Sebenarnya, rating bukanlah satu-satunya pedoman, bahkan juga bukan merupakan kenyataan (Erica & Panjaitan, 2006). Apalagi, AC Nielsen, lembaga yang bergerak untuk melakukan rating di Indonesia memang meragukan banyak pihak, tidahk hanya Kementrian saja, namun penelitian lain menunjukkan bahwa sistem penghitungan yang dipakai oleh AC Nielsen adalah tidak akurat(Milavsky, 1992).
A.C Nielsen didirikan oleh Arthur Charles (A.C.) Nielsen. Arthur Nielsen pada awalnya bekerja sebagai teknisi di Chicago dan mulai menginvestasikan uangnya pada perusahaan yang bergerak di pelaporan survei produksi, dan pada 1935 iamemiliki perusahaan yang melaporkan jumlah dan harga penjualan kebutuhan sehari-hari dan obat-obatan pada skala nasional.Melihat kesuksesan tersebut, Nielsen mencoba pasar radio pada 1936 dan kini berkembang ke ranah televisi(Newcomb & Kay, 2014).

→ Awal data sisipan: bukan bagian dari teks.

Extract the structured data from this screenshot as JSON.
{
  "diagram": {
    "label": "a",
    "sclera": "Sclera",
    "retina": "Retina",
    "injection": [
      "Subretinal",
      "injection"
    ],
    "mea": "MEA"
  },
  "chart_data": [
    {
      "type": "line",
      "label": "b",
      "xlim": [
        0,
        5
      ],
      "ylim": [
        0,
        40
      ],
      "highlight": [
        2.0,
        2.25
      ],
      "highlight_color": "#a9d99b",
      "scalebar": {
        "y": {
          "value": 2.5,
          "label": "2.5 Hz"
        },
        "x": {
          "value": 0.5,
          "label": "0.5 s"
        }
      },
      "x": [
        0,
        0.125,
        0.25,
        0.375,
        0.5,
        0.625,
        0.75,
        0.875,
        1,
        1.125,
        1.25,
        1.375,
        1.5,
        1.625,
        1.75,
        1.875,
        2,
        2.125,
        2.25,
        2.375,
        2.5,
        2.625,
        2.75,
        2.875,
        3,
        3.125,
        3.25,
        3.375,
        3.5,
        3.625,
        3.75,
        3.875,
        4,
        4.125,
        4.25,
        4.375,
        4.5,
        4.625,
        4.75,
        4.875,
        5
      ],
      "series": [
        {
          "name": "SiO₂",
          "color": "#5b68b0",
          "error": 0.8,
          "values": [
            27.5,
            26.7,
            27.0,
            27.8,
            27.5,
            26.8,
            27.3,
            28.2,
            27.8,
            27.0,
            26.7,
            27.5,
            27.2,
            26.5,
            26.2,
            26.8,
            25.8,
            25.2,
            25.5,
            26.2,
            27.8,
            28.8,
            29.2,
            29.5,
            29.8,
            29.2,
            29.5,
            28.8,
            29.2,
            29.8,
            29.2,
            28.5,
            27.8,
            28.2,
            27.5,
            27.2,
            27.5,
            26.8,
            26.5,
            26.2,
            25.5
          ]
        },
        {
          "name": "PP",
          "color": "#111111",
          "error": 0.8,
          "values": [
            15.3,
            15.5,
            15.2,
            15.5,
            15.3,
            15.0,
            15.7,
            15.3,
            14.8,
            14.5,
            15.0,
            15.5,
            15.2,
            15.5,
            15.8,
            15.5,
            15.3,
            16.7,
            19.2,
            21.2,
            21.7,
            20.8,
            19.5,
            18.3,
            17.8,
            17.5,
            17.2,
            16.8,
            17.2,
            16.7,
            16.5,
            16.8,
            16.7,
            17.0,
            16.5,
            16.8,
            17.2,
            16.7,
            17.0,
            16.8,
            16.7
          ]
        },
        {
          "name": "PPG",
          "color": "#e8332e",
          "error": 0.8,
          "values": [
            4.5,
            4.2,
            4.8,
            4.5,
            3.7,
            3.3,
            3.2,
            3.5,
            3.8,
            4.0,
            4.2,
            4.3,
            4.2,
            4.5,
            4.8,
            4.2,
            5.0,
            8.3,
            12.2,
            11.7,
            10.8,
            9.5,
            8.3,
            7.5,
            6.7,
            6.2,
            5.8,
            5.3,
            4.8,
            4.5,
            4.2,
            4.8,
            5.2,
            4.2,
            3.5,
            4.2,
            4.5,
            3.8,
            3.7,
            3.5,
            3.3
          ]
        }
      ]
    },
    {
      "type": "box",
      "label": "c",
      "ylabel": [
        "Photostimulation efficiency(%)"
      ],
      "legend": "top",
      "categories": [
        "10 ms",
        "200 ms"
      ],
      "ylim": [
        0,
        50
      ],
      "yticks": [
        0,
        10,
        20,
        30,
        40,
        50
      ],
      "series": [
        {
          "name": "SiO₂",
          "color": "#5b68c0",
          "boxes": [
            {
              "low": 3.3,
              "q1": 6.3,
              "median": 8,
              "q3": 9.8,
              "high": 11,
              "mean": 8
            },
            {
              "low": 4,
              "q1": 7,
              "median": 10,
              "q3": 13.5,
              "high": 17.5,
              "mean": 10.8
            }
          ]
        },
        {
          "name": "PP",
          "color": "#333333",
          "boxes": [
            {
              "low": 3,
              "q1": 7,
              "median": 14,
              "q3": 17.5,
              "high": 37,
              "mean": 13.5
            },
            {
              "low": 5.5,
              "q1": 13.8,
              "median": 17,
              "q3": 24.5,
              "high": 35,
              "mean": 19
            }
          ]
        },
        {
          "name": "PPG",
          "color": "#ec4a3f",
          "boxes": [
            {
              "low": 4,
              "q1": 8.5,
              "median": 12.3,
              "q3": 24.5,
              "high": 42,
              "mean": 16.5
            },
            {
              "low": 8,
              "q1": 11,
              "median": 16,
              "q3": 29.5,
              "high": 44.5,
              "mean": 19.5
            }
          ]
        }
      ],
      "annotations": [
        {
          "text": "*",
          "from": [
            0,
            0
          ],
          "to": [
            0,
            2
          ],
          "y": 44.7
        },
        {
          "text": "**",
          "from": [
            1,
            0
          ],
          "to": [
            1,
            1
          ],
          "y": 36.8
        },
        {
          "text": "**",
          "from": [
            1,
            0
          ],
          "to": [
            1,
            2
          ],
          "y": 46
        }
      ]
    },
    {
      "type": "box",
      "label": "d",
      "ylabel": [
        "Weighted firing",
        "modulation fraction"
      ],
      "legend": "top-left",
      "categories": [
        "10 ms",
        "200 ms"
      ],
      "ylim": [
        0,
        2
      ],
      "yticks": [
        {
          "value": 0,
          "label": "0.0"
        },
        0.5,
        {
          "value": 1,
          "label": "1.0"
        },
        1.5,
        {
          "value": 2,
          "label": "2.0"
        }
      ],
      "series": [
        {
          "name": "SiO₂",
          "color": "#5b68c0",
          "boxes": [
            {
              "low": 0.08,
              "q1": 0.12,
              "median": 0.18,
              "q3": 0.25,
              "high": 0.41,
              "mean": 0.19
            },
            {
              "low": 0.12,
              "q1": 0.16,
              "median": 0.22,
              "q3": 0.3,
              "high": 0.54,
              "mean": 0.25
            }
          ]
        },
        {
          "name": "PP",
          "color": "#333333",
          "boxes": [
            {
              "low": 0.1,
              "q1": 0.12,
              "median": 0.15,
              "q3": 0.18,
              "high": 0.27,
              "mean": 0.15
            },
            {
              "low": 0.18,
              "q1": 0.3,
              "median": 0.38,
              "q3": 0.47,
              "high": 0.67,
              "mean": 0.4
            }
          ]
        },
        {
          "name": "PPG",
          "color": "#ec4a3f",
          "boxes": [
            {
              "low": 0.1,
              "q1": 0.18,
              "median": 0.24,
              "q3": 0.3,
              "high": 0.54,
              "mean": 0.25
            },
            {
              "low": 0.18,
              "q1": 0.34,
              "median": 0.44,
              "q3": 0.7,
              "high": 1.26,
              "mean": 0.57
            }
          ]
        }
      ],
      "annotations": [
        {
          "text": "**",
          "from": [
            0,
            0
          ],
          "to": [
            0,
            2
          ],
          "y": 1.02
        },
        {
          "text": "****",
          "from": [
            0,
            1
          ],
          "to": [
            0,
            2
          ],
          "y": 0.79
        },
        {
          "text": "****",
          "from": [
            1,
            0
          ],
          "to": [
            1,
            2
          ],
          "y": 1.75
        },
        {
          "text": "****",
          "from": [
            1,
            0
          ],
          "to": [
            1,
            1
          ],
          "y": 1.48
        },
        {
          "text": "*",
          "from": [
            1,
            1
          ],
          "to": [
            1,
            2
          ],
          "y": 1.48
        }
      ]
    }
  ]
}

Apa yang dilakukan oleh AC Nielsen sebagai lembaga pemeringkatan adalah menghitung kuantitas, bukan kualitas. Misalnya, ada berapa banyak orang yng menonton televisi pada saluran A pada jam sekian? A.C Nielsen juga melihat apakah orang-orang tersebut tetap menonton program yang sama setelah satu jam, dan seterusnya.
Apa yang diperlukan saat ini adalah melakukan pemeringkatan acara televisi secara kualitatif, bukan kuantitatif. Hal ini bukan berarti metodekuantitatif tidak perlu, namun mengandalkan satu metode saja dalam pemeringkatan acara televisi di Indonesia akan menghasilkan bias. Selain itu, keberadaan A.C Nielsen yang berasal dari Amerika Serikat juga terkesan memonopoli industri pemeringkatan acara televisi di Indonesia.
Metode kuantitatif tersebut memang kurang optimal untuk menentukan suatu acara berkualitas baik atau tidak. Misalnya, survei A.C Nielsen pernah menegaskan bahwa sinetron Rahasia Illahi yang pernah tayang di stasiun televisi RCTI berhasil meraih rating 14,2 dengan share 40%, yang artinya pada tayangan tersebut, setidaknya sebanyak 40% dari penonton televisi menyaksikan tayangan tersebut. Sementara itu, sinetron tersebut dianggap oleh beberapa pihak merusak citra agama Islam di mana tokohnya digambarkan beragama Islam dengan menganut ajaran magis dan hal-hal yang tidak rasional lainnya(Yogisworo, 2010).
Indonesia selayaknya mengedepankan lembaga pemeringkatan lainnya. Sebenarnya, di Indonesia bukan berarti tidak ada lembaga komersial seperti ini. Pemerintah perlu mengerahkan upaya untuk bekerja sama dengan lembaga ini. Masalah yang meliputi pemeringkatan atau rating acara televisi yang dilakukan oleh A.C Nielsen tidak akan selesai apabila tidak ada upaya yang nyata dan pemangku kepentingan hanya memberikan kritik tanpa solusi.
Komisi Penyiaran Indonesia (KPI) juga cukup kerepotan dengan biasnya rating dan kenyataan kualitas konten tayangan televisi di Indonesia. Hal ini cukup digambarkan dengan surat peringatan yang diberikan oleh KPI ternyata acara televisi yang memiliki pemeringkatan tinggi. Padahal, program yang mendapat teguran dari KPI tentunya berpeluang besar berada di kategori program televisi yang bermasalah (Amelia, Desember 2015).